If you scroll back through social media, a couple things about the commentariat’s real-time reaction to Thursday night’s pre-Super Tuesday Republican primary debate stand out above the rest.
1. Widespread agreement that Ted Cruz and Marco Rubio, but especially Rubio, were finally able to meet Donald Trump head on, and knock him off his game.
2. Notwithstanding the notorious problems with predicting how the public will respond to debates (and a political season defined epically by failed prognostication), the conservative commentariat barely bothered pretending they weren’t going to anoint Rubio the runaway winner before the debate even reached its second half.
But if you go back and rewatch the debate, the most conspicuous thing is more thematic. By (for once) subjecting Trump to repeated and sustained attacks, Rubio and Cruz conducted a real-time experiment to test which kind of attacks work against Trump and which kind do not. Or, at least, to determine what kinds of attacks actually faze him. The results are pretty clear—the only question is whether the right can adequately grapple with the implications of them.
To absolutely no effect, the Republican Party and its conservative movement allies have spent months and months—and a fair amount of advertising money—spreading the message that Trump is actually a liberal. The kernels of truth in their claims are undeniable. Over a long business career, Trump has sprayed opinions and campaign cash like buckshot. It’s easy to strip some of these statements and donations from context to create a caricature of Trump as an unreconstructed liberal Democrat.
This strategy had several obvious flaws, beginning with the fact that very few of Trump’s issue positions as a candidate can be construed as liberal. He supports regressive tax policy and intolerant immigration policy, to say nothing of his political affect, which is more brutish and politically incorrect than many conservative talk-radio hosts’. Criticizing Trump for attacking crony corporations, or for objecting to the idea of people dying due to lack of health insurance, may only help him.

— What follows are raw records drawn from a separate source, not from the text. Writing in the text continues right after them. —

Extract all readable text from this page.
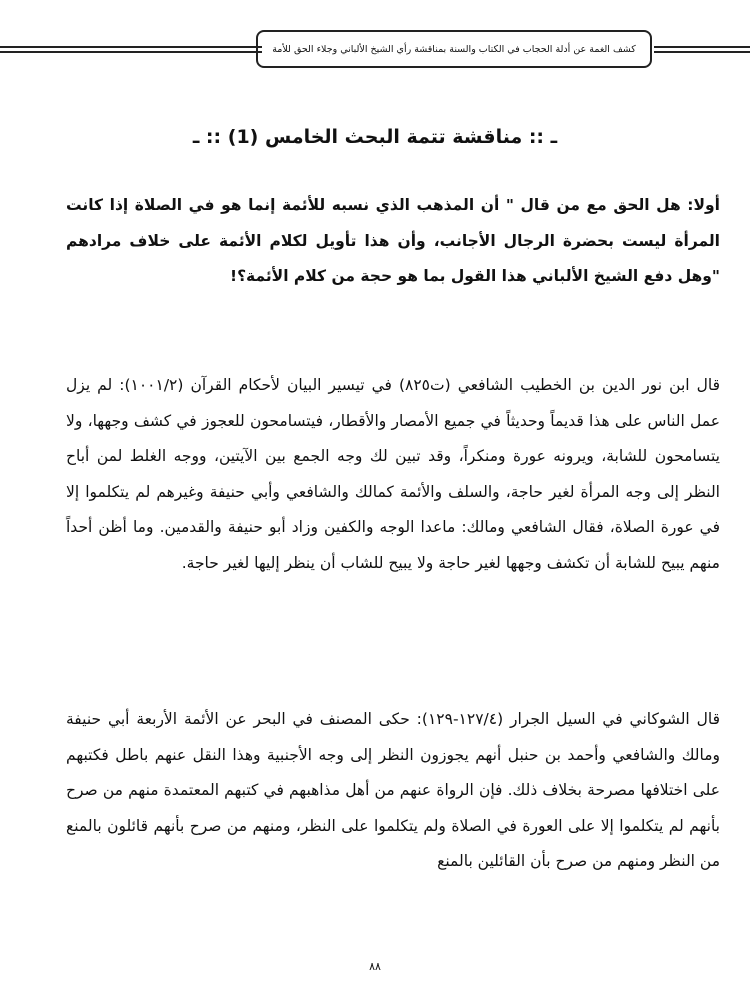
كشف الغمة عن أدلة الحجاب في الكتاب والسنة بمناقشة رأي الشيخ الألباني وجلاء الحق للأمة
ـ :: مناقشة تتمة البحث الخامس (1) :: ـ
أولا: هل الحق مع من قال " أن المذهب الذي نسبه للأئمة إنما هو في الصلاة إذا كانت المرأة ليست بحضرة الرجال الأجانب، وأن هذا تأويل لكلام الأئمة على خلاف مرادهم "وهل دفع الشيخ الألباني هذا القول بما هو حجة من كلام الأئمة؟!
قال ابن نور الدين بن الخطيب الشافعي (ت٨٢٥) في تيسير البيان لأحكام القرآن (١٠٠١/٢): لم يزل عمل الناس على هذا قديماً وحديثاً في جميع الأمصار والأقطار، فيتسامحون للعجوز في كشف وجهها، ولا يتسامحون للشابة، ويرونه عورة ومنكراً، وقد تبين لك وجه الجمع بين الآيتين، ووجه الغلط لمن أباح النظر إلى وجه المرأة لغير حاجة، والسلف والأئمة كمالك والشافعي وأبي حنيفة وغيرهم لم يتكلموا إلا في عورة الصلاة، فقال الشافعي ومالك: ماعدا الوجه والكفين وزاد أبو حنيفة والقدمين. وما أظن أحداً منهم يبيح للشابة أن تكشف وجهها لغير حاجة ولا يبيح للشاب أن ينظر إليها لغير حاجة.
قال الشوكاني في السيل الجرار (١٢٧/٤-١٢٩): حكى المصنف في البحر عن الأئمة الأربعة أبي حنيفة ومالك والشافعي وأحمد بن حنبل أنهم يجوزون النظر إلى وجه الأجنبية وهذا النقل عنهم باطل فكتبهم على اختلافها مصرحة بخلاف ذلك. فإن الرواة عنهم من أهل مذاهبهم في كتبهم المعتمدة منهم من صرح بأنهم لم يتكلموا إلا على العورة في الصلاة ولم يتكلموا على النظر، ومنهم من صرح بأنهم قائلون بالمنع من النظر ومنهم من صرح بأن القائلين بالمنع
٨٨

What Rubio and Cruz demonstrated last night (and what Rubio continued demonstrating, somewhat haltingly, today) is that the secret to getting under Trump’s skin isn’t to call him a liberal but to mock him, or call him a crook, and to not stop (as Jeb Bush did so frequently) after a single pop to the nose.
The downside of this revelation, though, is that it leaves open the question of how a crooked, risible demagogue managed to commandeer the Republican Party, almost without trying.
Some conservatives no doubt criticize Trump’s heterodoxies because they believe in orthodox conservatism. But others have cottoned to the Trump-is-liberal line because it absolves the movement of responsibility for creating him. Much like civil-rights movement revisionism—pretending Republicans are the true and rightful heirs to Martin Luther King’s legacy—is often spun to absolve the right of its complicity in structural racism.
Accusing Trump of being a liberal isn’t effective, but it serves a special pleading purpose that harping on his genuine weaknesses doesn’t. To the contrary, Cruz and Rubio’s new, and possibly more effective, line of attack raises obvious, critical questions that may force conservatives to reckon with the Trump phenomenon in earnest rather than blaming others for it, or pretending it doesn’t exist.